Wikipedia's description of a Hypervisor as " ... a virtualization platform that allows multiple operating systems to run on a host computer at the same time" is a pretty good answer. Putting it at its most basic level, you can minimise your maximum exposure to Windows Server failures without losing any Windows functionality. Here's an example:

  1. You run up a Lotus Foundations Server which can create VMWare sessions as required.

  2. You want to run Active Directory on a Windows Server? No problem - kick off a VMWare session, load Windows Server and start Active Directory.

  3. You want your Lotus Foundations server to be a member of that Active Directory Domain? No problem - register your Lotus Foundations Server on the Active Directory running on the Windows server which only exists in the VMWare session running on the Lotus Foundations Server which you are joining to the Domain.

    (Yeah, my head is starting to hurt too)

So now we are running an encapsulated MS Server with Active Directory where it can't hurt anybody. If that Windows server pulls a BSOD then you can close that VMWare session and restart your Windows server with Active Directory in a new session. Lotus Foundations won't mind and your users probably won't even notice. You can run other MS server tasks in their own VMWare session - even MS Exchange Server if you are so inclined. Suddenly you have the option to pick and choose which Windows servers you let out of the sandbox. Maybe after a few months you'll notice that the Emperor Has No Clothes and you don't actually need Windows server at all.

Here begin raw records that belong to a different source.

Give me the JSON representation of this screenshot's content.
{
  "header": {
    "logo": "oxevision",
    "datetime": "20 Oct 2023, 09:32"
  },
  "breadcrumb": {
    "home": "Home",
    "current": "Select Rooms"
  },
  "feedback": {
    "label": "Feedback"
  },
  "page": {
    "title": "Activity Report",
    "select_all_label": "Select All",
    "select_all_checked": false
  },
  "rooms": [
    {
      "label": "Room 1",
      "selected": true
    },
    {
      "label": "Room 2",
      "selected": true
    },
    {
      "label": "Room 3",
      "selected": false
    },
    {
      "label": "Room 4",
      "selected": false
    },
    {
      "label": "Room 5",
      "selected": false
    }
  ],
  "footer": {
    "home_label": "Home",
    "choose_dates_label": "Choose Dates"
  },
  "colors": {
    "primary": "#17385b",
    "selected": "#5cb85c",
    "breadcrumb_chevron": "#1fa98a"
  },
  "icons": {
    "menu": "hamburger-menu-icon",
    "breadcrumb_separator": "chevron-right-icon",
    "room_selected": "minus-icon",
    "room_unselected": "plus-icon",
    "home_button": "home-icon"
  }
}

My completely unauthorized uninformed SWAG (Scientific Wild-Assed Guess) is that we'll see the Hypervisor slipstreamed into Foundations in Q1/2009. If you are an existing Foundations customer or Lotus Business Partner then you can request to sign up for the beta code.

I'd say the addition of VMWare to Lotus Foundations Server is potentially one of the most significant threats to face the Microsoft Windows Server quasi-monopoly since Linux first started poking its nose into the corporate market. Be afraid Microsoft... be very afraid.


Bob Baehr said...

But... you're still running 'Windows'

Bilal Jaffery said...

Thanks Graham, quite an insightful post.

Graham Dodge said...

Yes... we're still running Windows and in some cases there is no alternative to running a Windows server for a particular task simply because the required corporate application is only available for Windows server (Exchange, SQL Server etc).

The important thing is that we can run those Windows servers as isolated VMWare sessions. We can access an instance of a Windows server without having to dedicate specific hardware to run that server.